Contre les hérésies

LIVRE SECOND

CHAPITRE III

L’idée du Bythus et du Plerum des valentiniens, ainsi que du Dieu de Marcion, répugne naturellement à l’esprit. Celui qui a fait le monde est celui que notre esprit conçoit ; il est absurde de vouloir faire naître ce Dieu souverain de l’ignorance ou du péché.

Ainsi, nos adversaires ne peuvent s’entendre entre eux sur le Créateur : pour les uns, c’est le Bythus ; pour les autres, le Plerum ; et pour Marcion, c’est un autre dieu particulier, connu sous le nom du dieu de Marcion. Mais il est vrai que tous reconnaissent qu’il y a, en dehors de leur dieu, quelque chose que les uns appellent le vide, et les autres les ténèbres ; mais ce vide et ces ténèbres sont encore plus absurdes que leur Plerum. N’est-il pas, en effet, contradictoire de dire que celui qui contient en lui toutes choses a été créé par quelque autre puissance ? et dans cette hypothèse, il faudra bien supposer un vide, un chaos quelconque, au milieu duquel aurait été créé le Dieu universel. Mais ce vide, ce chaos, ont-ils été laissés par le Créateur souverain en dehors de lui, même volontairement ou seulement par ignorance de sa part ? Si c’est par ignorance, ce Dieu ne possédait donc pas la science parfaite. Mais d’ailleurs, comment nous expliqueront-ils la cause de cette longue inertie dans laquelle serait resté leur Dieu pendant un si long espace de temps ? Et quand même il aurait eu la prescience et la vision intellectuelle d’un état futur de la nature, cet état futur ne serait-il pas toujours l’œuvre d’un autre, qui aurait placé en lui, dès le commencement, cette puissance de création ?
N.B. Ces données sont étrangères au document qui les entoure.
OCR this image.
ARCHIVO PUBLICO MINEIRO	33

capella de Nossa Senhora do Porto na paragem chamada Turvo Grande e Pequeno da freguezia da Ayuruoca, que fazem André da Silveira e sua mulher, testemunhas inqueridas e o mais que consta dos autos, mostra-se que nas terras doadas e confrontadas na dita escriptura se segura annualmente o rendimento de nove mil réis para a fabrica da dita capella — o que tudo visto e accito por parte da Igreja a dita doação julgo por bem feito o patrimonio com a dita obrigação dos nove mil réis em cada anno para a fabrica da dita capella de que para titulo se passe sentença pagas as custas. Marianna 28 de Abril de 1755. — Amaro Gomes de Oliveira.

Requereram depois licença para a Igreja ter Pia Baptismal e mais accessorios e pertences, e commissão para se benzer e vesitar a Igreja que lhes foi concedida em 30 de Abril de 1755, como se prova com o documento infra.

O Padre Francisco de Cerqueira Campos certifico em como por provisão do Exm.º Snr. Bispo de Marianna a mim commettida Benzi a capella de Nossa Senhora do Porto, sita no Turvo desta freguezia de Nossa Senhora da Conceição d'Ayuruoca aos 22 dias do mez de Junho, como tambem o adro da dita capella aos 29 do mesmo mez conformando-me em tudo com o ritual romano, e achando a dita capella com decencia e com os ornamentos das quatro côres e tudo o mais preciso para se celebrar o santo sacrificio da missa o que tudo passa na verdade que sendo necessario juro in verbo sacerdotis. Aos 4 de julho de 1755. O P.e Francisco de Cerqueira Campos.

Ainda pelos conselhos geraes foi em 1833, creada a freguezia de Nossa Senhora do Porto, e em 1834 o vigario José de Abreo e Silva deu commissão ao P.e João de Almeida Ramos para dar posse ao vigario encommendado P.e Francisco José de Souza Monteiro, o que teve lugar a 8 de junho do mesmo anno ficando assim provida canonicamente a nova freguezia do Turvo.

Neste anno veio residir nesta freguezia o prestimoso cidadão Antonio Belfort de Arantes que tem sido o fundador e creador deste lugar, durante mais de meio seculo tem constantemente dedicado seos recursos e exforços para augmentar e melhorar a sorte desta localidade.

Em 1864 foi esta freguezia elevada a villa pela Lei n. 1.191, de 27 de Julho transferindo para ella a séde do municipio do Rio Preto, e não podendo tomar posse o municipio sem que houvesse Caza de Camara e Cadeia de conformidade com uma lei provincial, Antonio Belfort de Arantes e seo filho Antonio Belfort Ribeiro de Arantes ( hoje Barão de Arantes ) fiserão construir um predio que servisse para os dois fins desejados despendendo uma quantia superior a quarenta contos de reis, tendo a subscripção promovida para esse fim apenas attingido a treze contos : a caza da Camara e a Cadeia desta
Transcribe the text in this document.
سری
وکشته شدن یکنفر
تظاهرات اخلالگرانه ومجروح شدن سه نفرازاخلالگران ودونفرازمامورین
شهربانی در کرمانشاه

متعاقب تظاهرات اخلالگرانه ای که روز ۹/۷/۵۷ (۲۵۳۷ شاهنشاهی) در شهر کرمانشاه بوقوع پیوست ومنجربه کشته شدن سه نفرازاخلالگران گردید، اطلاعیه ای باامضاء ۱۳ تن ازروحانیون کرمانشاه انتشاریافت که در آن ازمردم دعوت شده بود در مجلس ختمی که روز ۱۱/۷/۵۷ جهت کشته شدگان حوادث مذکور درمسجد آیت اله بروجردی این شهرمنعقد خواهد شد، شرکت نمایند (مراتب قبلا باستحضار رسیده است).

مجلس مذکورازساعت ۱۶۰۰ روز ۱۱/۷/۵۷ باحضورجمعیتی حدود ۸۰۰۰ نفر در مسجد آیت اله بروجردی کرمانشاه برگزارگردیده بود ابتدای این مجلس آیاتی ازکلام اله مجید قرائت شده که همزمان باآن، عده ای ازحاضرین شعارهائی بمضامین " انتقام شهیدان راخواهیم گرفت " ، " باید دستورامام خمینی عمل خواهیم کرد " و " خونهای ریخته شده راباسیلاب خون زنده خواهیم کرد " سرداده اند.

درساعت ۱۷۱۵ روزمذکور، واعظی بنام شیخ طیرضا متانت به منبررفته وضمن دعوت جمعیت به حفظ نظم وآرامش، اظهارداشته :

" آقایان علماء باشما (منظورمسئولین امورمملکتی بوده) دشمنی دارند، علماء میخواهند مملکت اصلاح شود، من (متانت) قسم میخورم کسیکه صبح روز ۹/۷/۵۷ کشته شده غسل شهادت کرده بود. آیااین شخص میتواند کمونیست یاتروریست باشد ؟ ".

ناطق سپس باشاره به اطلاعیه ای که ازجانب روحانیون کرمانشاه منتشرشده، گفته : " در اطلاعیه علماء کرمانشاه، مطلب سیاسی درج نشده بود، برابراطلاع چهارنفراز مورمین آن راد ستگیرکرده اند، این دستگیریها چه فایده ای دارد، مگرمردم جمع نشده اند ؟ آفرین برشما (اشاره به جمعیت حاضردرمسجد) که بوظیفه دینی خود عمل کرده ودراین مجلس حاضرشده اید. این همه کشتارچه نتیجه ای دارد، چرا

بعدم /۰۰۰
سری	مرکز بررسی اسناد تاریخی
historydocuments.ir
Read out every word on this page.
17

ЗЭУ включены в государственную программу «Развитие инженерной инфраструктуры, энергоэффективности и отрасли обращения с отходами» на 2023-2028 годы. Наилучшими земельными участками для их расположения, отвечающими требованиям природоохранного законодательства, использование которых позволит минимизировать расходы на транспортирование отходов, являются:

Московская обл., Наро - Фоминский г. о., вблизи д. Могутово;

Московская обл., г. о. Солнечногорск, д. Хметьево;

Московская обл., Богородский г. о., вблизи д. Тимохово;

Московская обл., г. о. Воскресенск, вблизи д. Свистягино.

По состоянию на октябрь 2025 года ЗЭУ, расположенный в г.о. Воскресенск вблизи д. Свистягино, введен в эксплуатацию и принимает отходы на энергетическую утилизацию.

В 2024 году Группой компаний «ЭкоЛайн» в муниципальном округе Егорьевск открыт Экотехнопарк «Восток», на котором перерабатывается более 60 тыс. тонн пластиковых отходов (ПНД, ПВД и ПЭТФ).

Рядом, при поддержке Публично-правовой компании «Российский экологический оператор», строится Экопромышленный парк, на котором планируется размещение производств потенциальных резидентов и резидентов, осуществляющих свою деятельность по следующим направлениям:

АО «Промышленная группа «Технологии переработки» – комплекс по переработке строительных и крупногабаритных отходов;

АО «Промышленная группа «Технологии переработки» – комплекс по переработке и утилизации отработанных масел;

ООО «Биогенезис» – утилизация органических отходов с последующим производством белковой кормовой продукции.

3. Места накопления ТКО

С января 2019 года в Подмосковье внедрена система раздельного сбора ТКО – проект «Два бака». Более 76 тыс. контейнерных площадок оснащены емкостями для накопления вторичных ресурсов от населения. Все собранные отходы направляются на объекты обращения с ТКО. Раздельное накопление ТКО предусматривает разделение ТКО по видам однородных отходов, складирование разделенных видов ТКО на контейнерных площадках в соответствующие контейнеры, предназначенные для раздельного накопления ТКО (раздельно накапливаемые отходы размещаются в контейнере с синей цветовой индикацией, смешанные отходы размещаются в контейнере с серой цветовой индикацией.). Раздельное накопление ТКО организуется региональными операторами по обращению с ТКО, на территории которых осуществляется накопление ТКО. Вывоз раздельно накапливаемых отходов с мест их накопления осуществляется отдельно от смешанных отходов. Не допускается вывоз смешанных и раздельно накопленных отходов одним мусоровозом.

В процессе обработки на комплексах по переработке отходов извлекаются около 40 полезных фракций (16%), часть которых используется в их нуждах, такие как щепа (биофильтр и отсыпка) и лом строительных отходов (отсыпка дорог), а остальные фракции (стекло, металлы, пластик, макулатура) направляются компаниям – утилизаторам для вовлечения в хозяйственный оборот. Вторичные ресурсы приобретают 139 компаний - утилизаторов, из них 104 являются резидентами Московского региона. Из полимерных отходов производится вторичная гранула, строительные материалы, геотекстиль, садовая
Qu’ils cessent donc d’attribuer la création à un autre Dieu que celui que nous adorons : c’est lui à qui il a suffi de vouloir, pour qu’une chose fût. Et d’ailleurs nous ne pouvons comprendre comment il eût été possible que l’œuvre de la création eût été produite par un autre que par celui qui en avait conçu la pensée ; mais nos adversaires mettent en avant une singulière distinction : Dieu, disent-ils, a voulu dans sa pensée que le monde fût éternel, ou qu’il n’eût qu’une durée limitée. Cette distinction n’est pas soutenable. En effet, si la pensée de Dieu avait voulu que le monde fût éternel, soit pour les choses invisibles et les choses visibles qui le composent, le monde eût été tel et conforme à la pensée de Dieu. Mais, au contraire, s’il est tel que nous le voyons, c’est une preuve que Dieu a voulu qu’il fût ainsi fait. Et puisque la puissance du Verbe a fait ce monde changeant et passager, cela nous prouve que le monde avait été ainsi conçu dans la prescience du Père. Or, s’il a été créé conforme en tout à la conception du Père, c’est une preuve que l’œuvre a été digne de lui et qu’il l’a en tout point approuvée. Mais venir dire ensuite que l’œuvre conçue dans la pensée de Dieu le père, et exécutée ensuite conformément à cette pensée divine, ne serait cependant en résultat que le produit de l’ignorance et de l’imperfection, c’est un énorme blasphème. À en croire ceux qui le prononcent, la pensée du Dieu souverain de toutes choses ne serait donc capable de produire que l’ignorance, l’erreur et l’imperfection ; car il faut que ce qu’il conçoit se fasse tel qu’il l’a conçu.